Wether planned, unplanned, long waited for or recent news… finding out you’re pregnant brings up a rush of a million emotions.
The day I find out I was pregnant, I could not believe it. After our share of negative tests, I was depositing no hope whatsoever on that month and was doing the test to get it over with. So, when I look over and see one strong line and one faint line, I was hopeful but not really hopeful. I nervously read the instructions and saw “even if one line is faint, it is a positive test”. I sobbed. I could not believe that moment had finally come. I finally saw the lines we were waiting for. I couldn’t believe it. And of all days, today, the day of daddy’s birthday. I had imagined that possibility at the beginning of the month (yes, when you are trying to get pregnant you calculate too much), but never thought it would actually happen. However, I was still not convinced. So, I quickly got ready and left the house before daddy was even up. On my way to work I bought another test, the digital kind, so there would be no doubts. At work, in a secluded bathroom I decide to do the 2nd test… and bam! There it was: “PREGNANT”. No doubts about it! I was beaming! I can’t even remember being that purely and genuinely happy in a long, long time. How to work and disguise such happiness all day? It was really hard! I kept looking at the pictures I had taken of the test, still thinking it wasn’t true.

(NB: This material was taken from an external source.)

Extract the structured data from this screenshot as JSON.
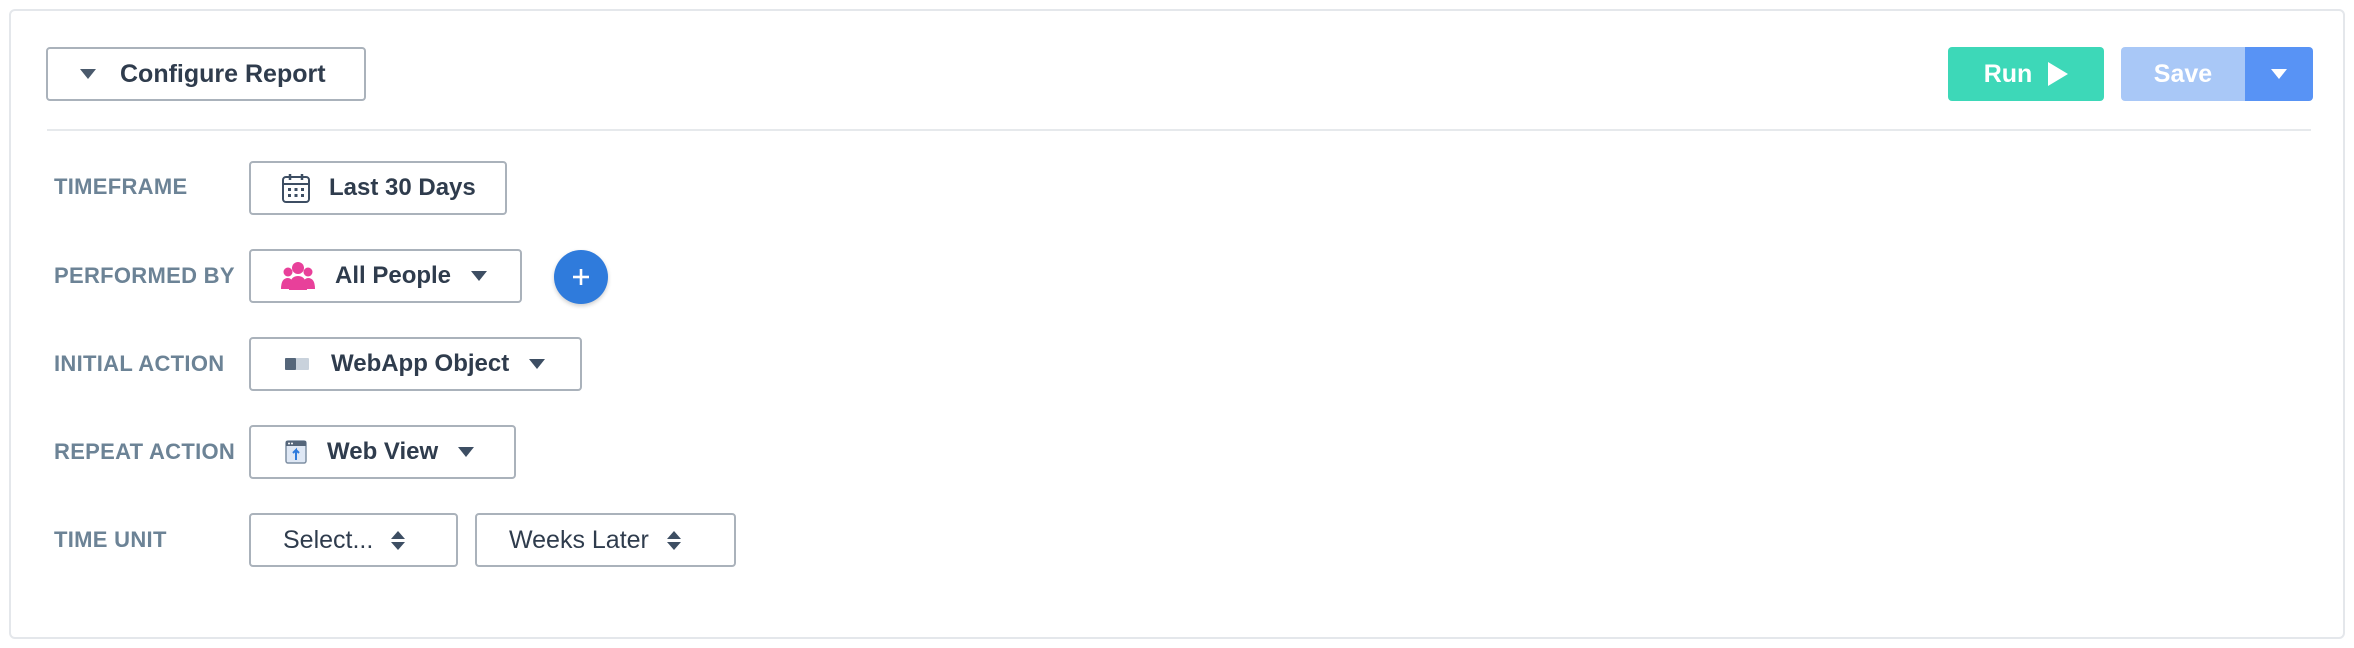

Telling daddy at night-time was equally as great of a moment. The plan was to give him a card saying “last-minute present” at dinner. Fortunately, perceptive as he is, he knew something was up and was able to “guess” the news before we even left. I say fortunately, because we wouldn’t have been able to experience such a great reaction in a public space. Pure joy, amazement, happiness, jumping up and down, wanting to make sure it was real moment! Best present ever! The look on his face was priceless!
After the feelings of incredible excitement, thoughts of how this was an unreal and unbelievable experience started to taper down, the fears began to settle in. What if something goes wrong? All this time waiting for this joy and what if it goes away? The anxiety of not knowing if everything is ok and nervously waiting for the 1st appointment at 8-10 weeks, seemed like an eternity. Even going to the doctor did not ease much of the anxiety. They can’t promise you everything will be ok. So, fortunately my doctor wanted a dating ultrasound to make sure our timing was correct. That was a highlight of the 1st trimester. Hearing that little heart beat and seeing that little baby already starting to take shape, was an incredible and undescribable feeling. It brought tears to our eyes.
Even though that ultrasound eased some of the nervousness, we still had another month of trying to keep a secret and praying that everything would work out well! Due to some optional testing, we also were able to see our little pumpkin again at 12 weeks and see the difference, the growth, see it moving and kicking around already, and felt reassured that everything was going well.
So besides the emotional roller coaster of joy, fear, hope, etc., there is the array of physical symptoms that come along with this blissful time. I was lucky enough not to become best friends with the toilet, but nausea was present from beginning to end, which led to a whole lot of food aversions, that I am just starting to overcome. From nausea, tiredness, sleepiness, cramps, bloating and starting not to be able to button your pants (or fit in your bra, for that matter), being pregnant is hard work. Going to work full-time, while trying to disguise all these symptoms for 2 months, is quite an accomplishment. The contradictory feelings of being happy, but feeling sick and trying to keep it all a secret can become overwhelming. But, if there is one thing I have to say is despite all the discomforts, it is a time where you can physically feel miserable, but still psychologically feel energized, positive, and relaxed (despite the moments of anxiety), as never before. At least, that’s what I felt.
Then, the best part of the first trimester: being able to share the news! Reaching 13 weeks feels like an accomplishment and makes you feel a little bit less worried about the future (still not totally, as I was to find out). But, being able to tell family and friends just makes all the worries go away. Sharing our happiness with others and seeing how happy they are, was truly the 3rd highlight of the 1st trimester… right after finding out we were pregnant and seeing and hearing our baby for the first time, of course!